Just a couple of notes.

“Blackboy” is indeed potentially offensive; it’s in a racially charged passage in DN 3:

‘He spoke as soon as he was born—a blackboy is born! A goblin is born!’

The Pali is kaṇha = black one, dark one. Also, of course = Krishna. In context there is a clear racial overtone to the notion that a black child is a goblin.

The other problematic term is “wifey”, which translates jāyikā. This is a diminutive form of jāyā, one of the stock words for “wife”. The passage is in MN 66, where the squalid circumstances of a man’s life are discussed, one of which is the marriage to not the best sort of wife. It appears the diminutive occurs only in this one passage in the entirety of Pali literature. It is therefore clearly an exceptional term, with a negative connotation. Other translators just use “wife” and let the sense emerge from the context, but I have elected to render the exceptional term with an equally rare and diminutive English word.

I did indeed!
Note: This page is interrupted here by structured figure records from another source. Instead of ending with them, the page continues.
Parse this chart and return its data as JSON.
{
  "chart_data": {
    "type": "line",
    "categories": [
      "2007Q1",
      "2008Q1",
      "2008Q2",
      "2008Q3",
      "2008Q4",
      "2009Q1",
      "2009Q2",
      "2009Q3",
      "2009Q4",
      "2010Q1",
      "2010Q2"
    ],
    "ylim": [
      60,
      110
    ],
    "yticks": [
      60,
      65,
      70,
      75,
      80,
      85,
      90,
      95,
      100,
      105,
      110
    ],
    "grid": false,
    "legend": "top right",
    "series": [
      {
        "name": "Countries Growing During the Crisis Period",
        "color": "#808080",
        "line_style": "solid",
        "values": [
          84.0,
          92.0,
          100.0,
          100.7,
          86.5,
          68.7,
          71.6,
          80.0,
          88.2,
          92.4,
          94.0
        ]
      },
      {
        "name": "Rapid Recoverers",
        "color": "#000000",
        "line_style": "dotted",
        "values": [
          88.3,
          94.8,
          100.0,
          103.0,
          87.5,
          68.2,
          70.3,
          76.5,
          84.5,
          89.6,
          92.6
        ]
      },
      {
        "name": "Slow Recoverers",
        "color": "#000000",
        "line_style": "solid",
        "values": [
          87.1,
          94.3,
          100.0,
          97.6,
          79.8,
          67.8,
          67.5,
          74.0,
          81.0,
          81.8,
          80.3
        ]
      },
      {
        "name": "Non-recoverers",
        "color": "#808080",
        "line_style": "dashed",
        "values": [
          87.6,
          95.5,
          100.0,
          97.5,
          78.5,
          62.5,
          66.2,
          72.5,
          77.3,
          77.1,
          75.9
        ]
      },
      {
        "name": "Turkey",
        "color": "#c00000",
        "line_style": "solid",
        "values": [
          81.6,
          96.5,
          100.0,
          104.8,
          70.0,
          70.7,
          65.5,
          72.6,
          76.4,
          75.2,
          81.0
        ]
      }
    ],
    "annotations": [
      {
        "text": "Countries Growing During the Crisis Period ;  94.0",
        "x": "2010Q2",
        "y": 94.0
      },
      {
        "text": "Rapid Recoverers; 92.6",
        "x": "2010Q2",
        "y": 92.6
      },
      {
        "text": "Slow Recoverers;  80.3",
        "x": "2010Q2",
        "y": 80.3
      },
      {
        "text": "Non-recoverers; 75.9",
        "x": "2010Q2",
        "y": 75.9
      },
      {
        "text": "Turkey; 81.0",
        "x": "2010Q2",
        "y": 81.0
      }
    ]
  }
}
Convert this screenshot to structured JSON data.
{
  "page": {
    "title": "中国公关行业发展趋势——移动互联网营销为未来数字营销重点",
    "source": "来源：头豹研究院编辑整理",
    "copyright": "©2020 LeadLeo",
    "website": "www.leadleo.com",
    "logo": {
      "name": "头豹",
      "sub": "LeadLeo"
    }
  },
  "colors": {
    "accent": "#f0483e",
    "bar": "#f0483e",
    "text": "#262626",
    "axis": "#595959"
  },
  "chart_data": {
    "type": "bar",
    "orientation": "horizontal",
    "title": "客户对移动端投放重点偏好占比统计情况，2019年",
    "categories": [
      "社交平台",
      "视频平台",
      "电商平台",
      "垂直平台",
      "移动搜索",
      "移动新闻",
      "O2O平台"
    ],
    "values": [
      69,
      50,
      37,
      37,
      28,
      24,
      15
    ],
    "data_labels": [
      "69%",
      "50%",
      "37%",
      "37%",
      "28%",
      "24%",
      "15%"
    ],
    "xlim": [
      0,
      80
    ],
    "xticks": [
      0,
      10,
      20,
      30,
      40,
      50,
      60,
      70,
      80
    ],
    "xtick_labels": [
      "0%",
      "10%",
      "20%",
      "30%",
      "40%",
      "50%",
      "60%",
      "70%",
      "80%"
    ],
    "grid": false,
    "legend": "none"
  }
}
I wanted a term that would clearly indicate the racially-charged nature of the term, without binding it too closely to any specifically modern expression of racism.

Growing up in Perth, these were all around, yet no-one ever thought there was anything off about calling them “blackboys”. So I guess it echoes my own growing awareness of the harm that unthinking racial epithets can cause.

Nevertheless, they are a beautiful and distinctive part of the Australian landscape!